Hij werkte lang aan zijn klok, onze Gregor Wagenknecht. Hij haalde haar helemaal uit elkaar en legde het binnenwerk op zijn werkbank. Hij liep het samenspel van onderdelen na zoals een dokter een ziek hart ontleedt, met de grootste omzichtigheid, om de werking ervan uit te vlooien van a tot z. Daarna ontmantelde hij alles in hoopjes schroeven, assen, wieltjes, gewichten en kettingen. Hij reinigde, smeerde, repareerde en monteerde, verving een gebroken veer hier, een weerbarstig pennetje daar, vijlde tanden van radertjes bij en zette alles vervolgens weer zorgvuldig in elkaar, daarbij gebruik makend van een speciaal samengestelde olie om het loopwerk van de klok een duurzaam tweede leven te geven. Nadat hij ook de mahoniehouten omkasting met schuren en vernissen had opgewerkt tot een als nieuw glanzende mantel, voegde hij binnenwerk en kast - het lichaam en de ziel van de klok - weer samen.
Het eindresultaat was schitterend, werkelijk een staaltje van ambachtelijke vaardigheid, want de klok liep meteen als vanouds. Ze zag eruit alsof ze rechtstreeks uit het atelier in Londen bij haar oorspronkelijke eigenaar was afgeleverd. Zelfs vader Wagenknecht had niet verwacht dat zijn zoon de karwei zo voortreffelijk zou weten te volbrengen, al had het hem een maand van noeste arbeid gekost.
‘Deze klok,’ zei hij tegen zijn zoon, ‘is waarlijk bezield met de liefde van diegene die haar heeft weten te herstellen in haar oude luister. Ikzelf had de taak niet tot een beter einde kunnen brengen. Je bent een meester in je vak, Gregor, zo jong als je bent!’
De stijlvolle staande klok behield haar vaste plek in de werkplaats van de Wagenknechts, een wat vreemde plaats wellicht voor zo’n prachtstuk, maar ze was het tastbare bewijs van het kunnen van de nieuwe Uhrmachermeister. En de lovende woorden van zijn vader zouden de jonge Gregor bijblijven voor de rest van zijn leven, omdat vader Wagenknecht nog geen jaar later fataal werd getroffen door een beroerte. Hij stierf verlamd en woordeloos na een ziekbed van slechts luttele dagen. Het was een harde slag voor de zoon, die vele jaren eerder al zijn moeder was kwijtgeraakt aan tuberculose.
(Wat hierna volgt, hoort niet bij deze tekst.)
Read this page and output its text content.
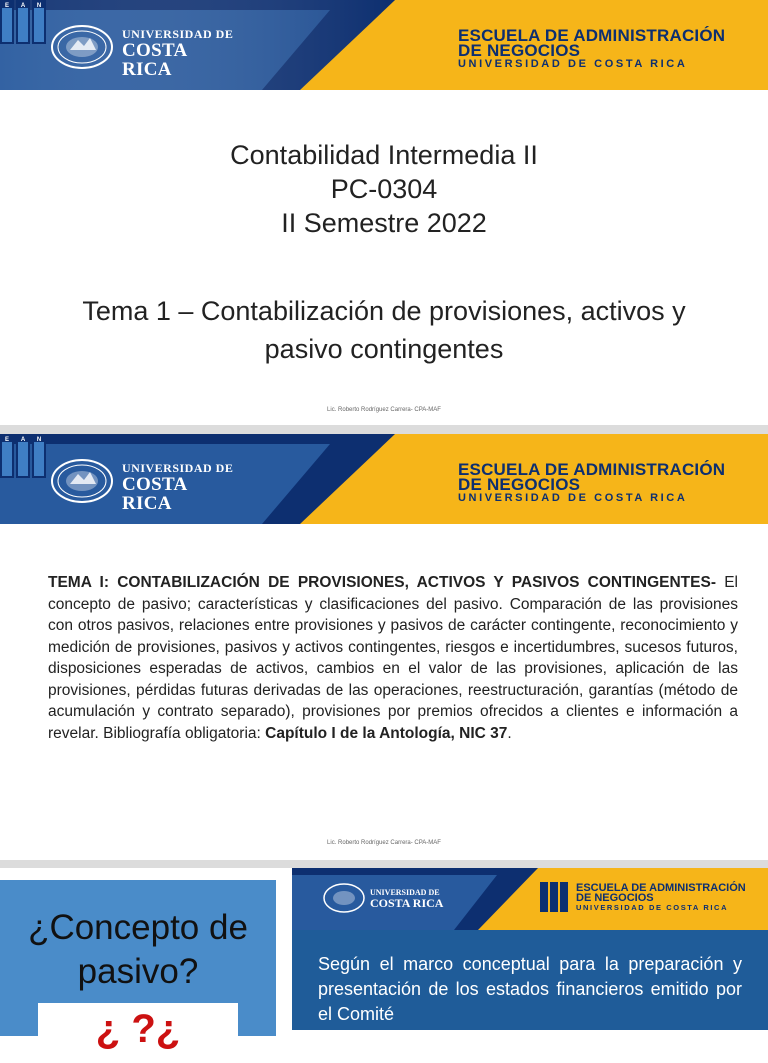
UNIVERSIDAD DE
COSTA RICA
E A N
ESCUELA DE ADMINISTRACIÓN
DE NEGOCIOS
UNIVERSIDAD DE COSTA RICA
Contabilidad Intermedia II
PC-0304
II Semestre 2022
Tema 1 – Contabilización de provisiones, activos y pasivo contingentes
Lic. Roberto Rodríguez Carrera- CPA-MAF
UNIVERSIDAD DE
COSTA RICA
E A N
ESCUELA DE ADMINISTRACIÓN
DE NEGOCIOS
UNIVERSIDAD DE COSTA RICA
TEMA I: CONTABILIZACIÓN DE PROVISIONES, ACTIVOS Y PASIVOS CONTINGENTES- El concepto de pasivo; características y clasificaciones del pasivo. Comparación de las provisiones con otros pasivos, relaciones entre provisiones y pasivos de carácter contingente, reconocimiento y medición de provisiones, pasivos y activos contingentes, riesgos e incertidumbres, sucesos futuros, disposiciones esperadas de activos, cambios en el valor de las provisiones, aplicación de las provisiones, pérdidas futuras derivadas de las operaciones, reestructuración, garantías (método de acumulación y contrato separado), provisiones por premios ofrecidos a clientes e información a revelar. Bibliografía obligatoria: Capítulo I de la Antología, NIC 37.
Lic. Roberto Rodríguez Carrera- CPA-MAF
¿Concepto de
pasivo?
¿ ?¿
UNIVERSIDAD DE
COSTA RICA
ESCUELA DE ADMINISTRACIÓN
DE NEGOCIOS
UNIVERSIDAD DE COSTA RICA
Según el marco conceptual para la preparación y presentación de los estados financieros emitido por el Comité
Na zijn dood doolde Gregor Wagenknecht een week lang doelloos rond in de werkplaats van de ouderlijke woning - een smal, vrijstaand vakwerkhuis met houtsnijwerk, drie verdiepingen hoog, dat net buiten het centrum van de stad was gelegen. Even leek het erop dat de jonge meester-horlogemaker het plotse verlies van zijn vader niet van zich zou kunnen afschudden. Maar de klokken hielpen hem door zijn vertwijfeling heen. Zij hadden hem nodig, besefte hij, en dan niet enkel de stukken die lagen te wachten op herstelling in opdracht van klanten, maar ook de indrukwekkende collectie klokken die het geslacht Wagenknecht doorheen de jaren had verzameld op een deel van de eerste etage van het huis.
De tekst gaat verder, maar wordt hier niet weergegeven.